A foundry employee handles molten metallic on the Betsaide plant, which primarily serves the automotive business, in Elorrio, on Could 26, 2025.
Ander Gillenea | Afp | Getty Pictures
The EU, for its half, has acknowledged LKAB’s new uncommon earths deposit as strategically vital below its Crucial Uncooked Supplies Act, a coverage that goals for home manufacturing to fulfill 40% of the area’s annual demand by 2030.
Requested how Kiruna residents have reacted to the relocation effort, Taaveniku stated: “A number of the residents are unhappy as a result of they are going to lose numerous reminiscences.
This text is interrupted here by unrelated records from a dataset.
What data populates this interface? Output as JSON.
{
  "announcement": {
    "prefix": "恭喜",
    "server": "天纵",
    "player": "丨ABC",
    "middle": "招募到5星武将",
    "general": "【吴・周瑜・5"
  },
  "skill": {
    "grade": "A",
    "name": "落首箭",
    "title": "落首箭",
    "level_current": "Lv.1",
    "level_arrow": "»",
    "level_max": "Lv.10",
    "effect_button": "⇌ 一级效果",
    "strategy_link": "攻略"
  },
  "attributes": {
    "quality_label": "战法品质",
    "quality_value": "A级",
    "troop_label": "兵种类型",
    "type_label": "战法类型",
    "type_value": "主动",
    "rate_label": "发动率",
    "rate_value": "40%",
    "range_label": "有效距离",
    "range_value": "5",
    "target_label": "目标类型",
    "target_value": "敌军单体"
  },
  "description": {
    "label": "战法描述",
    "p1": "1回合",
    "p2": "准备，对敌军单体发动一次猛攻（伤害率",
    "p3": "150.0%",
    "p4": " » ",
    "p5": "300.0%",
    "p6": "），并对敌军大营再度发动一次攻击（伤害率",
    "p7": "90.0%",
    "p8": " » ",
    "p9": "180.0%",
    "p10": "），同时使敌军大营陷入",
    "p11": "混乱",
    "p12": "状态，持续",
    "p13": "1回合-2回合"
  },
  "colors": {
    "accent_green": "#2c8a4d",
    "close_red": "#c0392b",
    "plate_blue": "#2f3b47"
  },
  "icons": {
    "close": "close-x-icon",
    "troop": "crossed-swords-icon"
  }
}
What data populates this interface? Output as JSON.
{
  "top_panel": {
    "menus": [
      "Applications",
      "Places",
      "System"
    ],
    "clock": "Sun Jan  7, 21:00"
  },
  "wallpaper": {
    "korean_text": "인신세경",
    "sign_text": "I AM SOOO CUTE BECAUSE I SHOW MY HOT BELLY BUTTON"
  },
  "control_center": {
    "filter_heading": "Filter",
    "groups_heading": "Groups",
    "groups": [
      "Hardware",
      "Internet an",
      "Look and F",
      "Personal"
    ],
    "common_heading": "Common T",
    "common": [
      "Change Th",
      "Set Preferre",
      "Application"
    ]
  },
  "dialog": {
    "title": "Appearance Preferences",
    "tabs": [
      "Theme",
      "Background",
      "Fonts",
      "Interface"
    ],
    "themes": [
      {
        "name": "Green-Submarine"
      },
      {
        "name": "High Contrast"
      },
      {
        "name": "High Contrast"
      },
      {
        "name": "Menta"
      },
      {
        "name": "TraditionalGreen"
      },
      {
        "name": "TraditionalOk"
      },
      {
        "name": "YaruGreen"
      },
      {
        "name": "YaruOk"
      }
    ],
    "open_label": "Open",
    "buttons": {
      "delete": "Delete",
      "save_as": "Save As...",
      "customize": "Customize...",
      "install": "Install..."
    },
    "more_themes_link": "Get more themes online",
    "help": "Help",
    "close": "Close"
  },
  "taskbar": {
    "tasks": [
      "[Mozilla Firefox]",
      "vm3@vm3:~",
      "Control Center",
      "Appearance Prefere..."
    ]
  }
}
They’ve grown up in a home for 2 or possibly three generations, so that is unhappy.”
“However alternatively, all people is aware of, we dwell on the minerals,” he stated. “Kiruna is constructed on the minerals, so each resident in Kiruna is aware of that we’ve to maneuver from our houses ultimately as a result of we’re depending on this mining business.”
Out within the chilly?
For these on the transfer, one facet that has raised considerations is that Kiruna’s new metropolis could also be as much as 10 levels Celsius colder within the winter.
A examine by the College of Gothenburg discovered that Kiruna’s new metropolis heart is specified by a grid sample in an space the place chilly air collects, with tall buildings and slender streets, that means that the low solar will possible have issue reaching the bottom for a lot of months of the 12 months.
A employee is pictured within the underground tunnels of the LKAB iron ore mine in Kiruna, northern Sweden, on August 21, 2025.
Jonathan Nackstrand | Afp | Getty Pictures
“Kiruna is a winter metropolis. It is a chilly, Arctic metropolis. The winters are lengthy, and you’ve got an extended snow season. It’s not often -35 [degrees Celsius] but it surely might be that chilly for a time frame in mid-winter and it is a very large distinction between -15, which isn’t unusual, and -25,” Sjöholm stated. A constructed heritage specialist, Sjöholm has been following the work on town’s relocation for 25 years.
“It is already an extended winter season and if it is chilly, human consolation decreases but additionally issues get extra fragile, so to talk,” she added.